El mundo perdió su color. Me levanté de la cama y vagué por la casa que dormía sin ilusión. Estaba exhausto.
Algo se me expandió. Caí de rodillas y me agarré las sienes que presionaban de dentro a afuera, un flujo en reverso, contrario al anterior. Si antes la misma existencia se engullía en mí, ahora empujaba para salir. Creo que grité. No lo sé.
Me proyecté.
Y vi el final de la Historia. El horror. Un sinfín de afluentes que terminaban en distintos ríos, todos negros con el barro que transportaban, convirtiendo su final en una ciénaga. Y uno transparente que desembocaba en un lago de calma y lleno de vida. El filtro que limpiaba el último era yo.
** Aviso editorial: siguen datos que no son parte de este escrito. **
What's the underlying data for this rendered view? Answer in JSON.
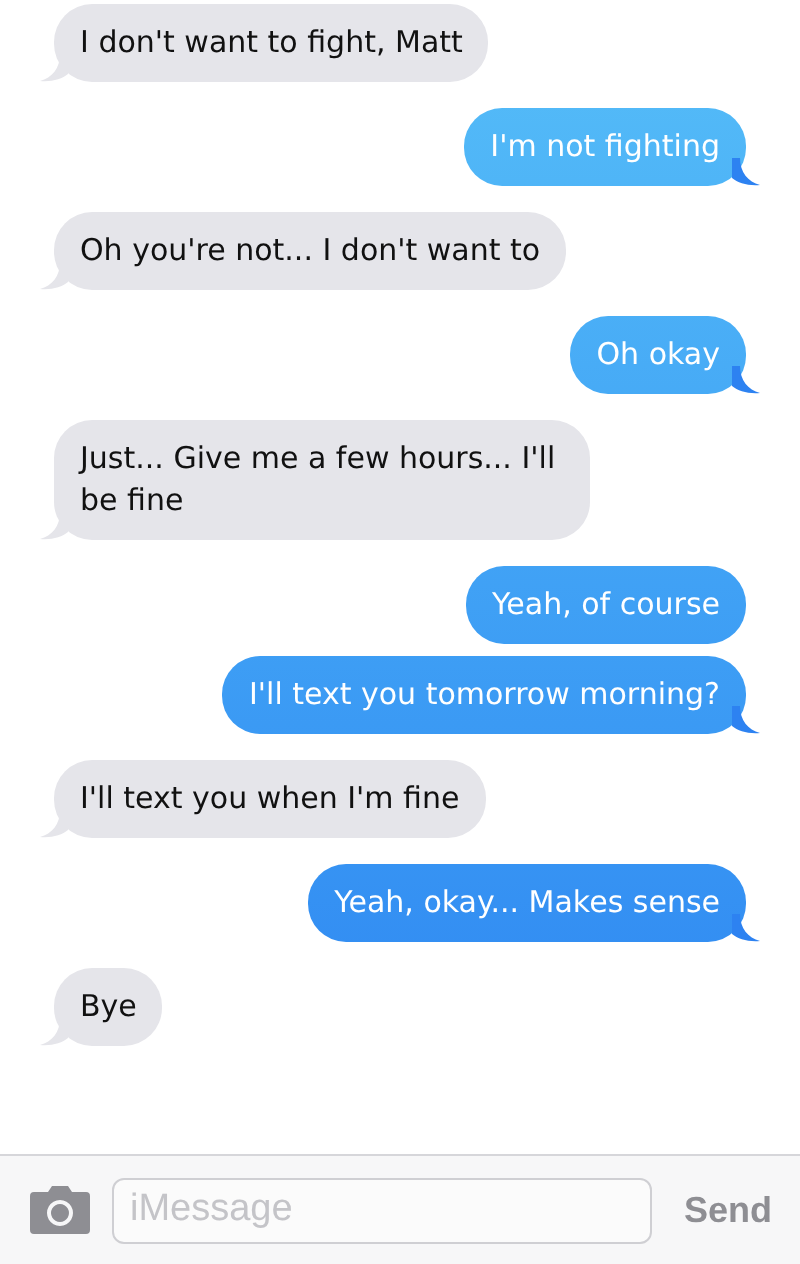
{
  "messages": [
    {
      "kind": "received",
      "text": "I don't want to fight, Matt"
    },
    {
      "kind": "sent",
      "text": "I'm not fighting"
    },
    {
      "kind": "received",
      "text": "Oh you're not... I don't want to"
    },
    {
      "kind": "sent",
      "text": "Oh okay"
    },
    {
      "kind": "received",
      "text": "Just... Give me a few hours... I'll be fine"
    },
    {
      "kind": "sent",
      "text": "Yeah, of course"
    },
    {
      "kind": "sent",
      "text": "I'll text you tomorrow morning?"
    },
    {
      "kind": "received",
      "text": "I'll text you when I'm fine"
    },
    {
      "kind": "sent",
      "text": "Yeah, okay... Makes sense"
    },
    {
      "kind": "received",
      "text": "Bye"
    }
  ],
  "composer": {
    "placeholder": "iMessage",
    "send": "Send"
  }
}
Entonces os sentí. Brillabais sobre la masa de personalidades que irrumpían en mi universo y sabía cómo llegar a vosotros, recorriendo el hilo que nos unía en una telaraña que no podía romperse salvo por la muerte.
El mundo necesitaba un cambio para evitar que siguiese caminando al desastre sin remedio.
Vosotros eráis la materia prima.
Yo sería el catalizador.
El resultado, una tierra nueva hecha a mi imagen y semejanza. Perfecta y omnisciente.
El objetivo se me presentó claro. Tenía que salir a buscaros, localizaros y reuniros en algún lugar seguro. Era fácil porque yo era el Saber. Me bastaba con quererlo y venía a mí. Bebía de una botella que nunca se vacía.
Me atraíais como un imán. Saldría a la calle y llegaría a vuestra casa. Pero no disponía de demasiado tiempo, ya que la aptitud que os fue otorgada acabaría con vosotros, no sabíais usarla adecuadamente sin derramar vuestra sangre. Tenía que darme prisa.
Una de vosotros sería la herramienta clave y fui a por ella en primer lugar. El resto ya lo sabéis.
Es posible que tengáis envidia de mi poder. Me ha llevado al abismo de la locura y aún estoy tambaleándome en él.
Creéis que soy un demente y no voy a negarlo. Voy y vuelvo en una posición de equilibrio precario que puede arrastrar esta realidad al desastre absoluto si no me mantengo en el emplazamiento que me exige el papel que debo desempeñar.
La creación ha dejado de tener secretos para mí. Sé todo lo que se supo, se pudo saber y se sabrá.
Únicamente hay una salida y os la voy a mostrar.
Os tengo a todos conmigo, juntos después de tanto esfuerzo.
Os voy a mostrar mi profecía y tendréis opción de elegir.
No es una visión agradable porque el mundo no lo es. Harán falta algunos sacrificios cuya culpa estoy dispuesta a asumir.
Pero si queremos que el mundo siga siendo mundo, alguien tiene que asumirlo.
Escuchadme por última vez. La decisión final dependerá de vosotros, libre y voluntaria. No puedo obligaros a tomar vuestra decisión. Ni ella tampoco.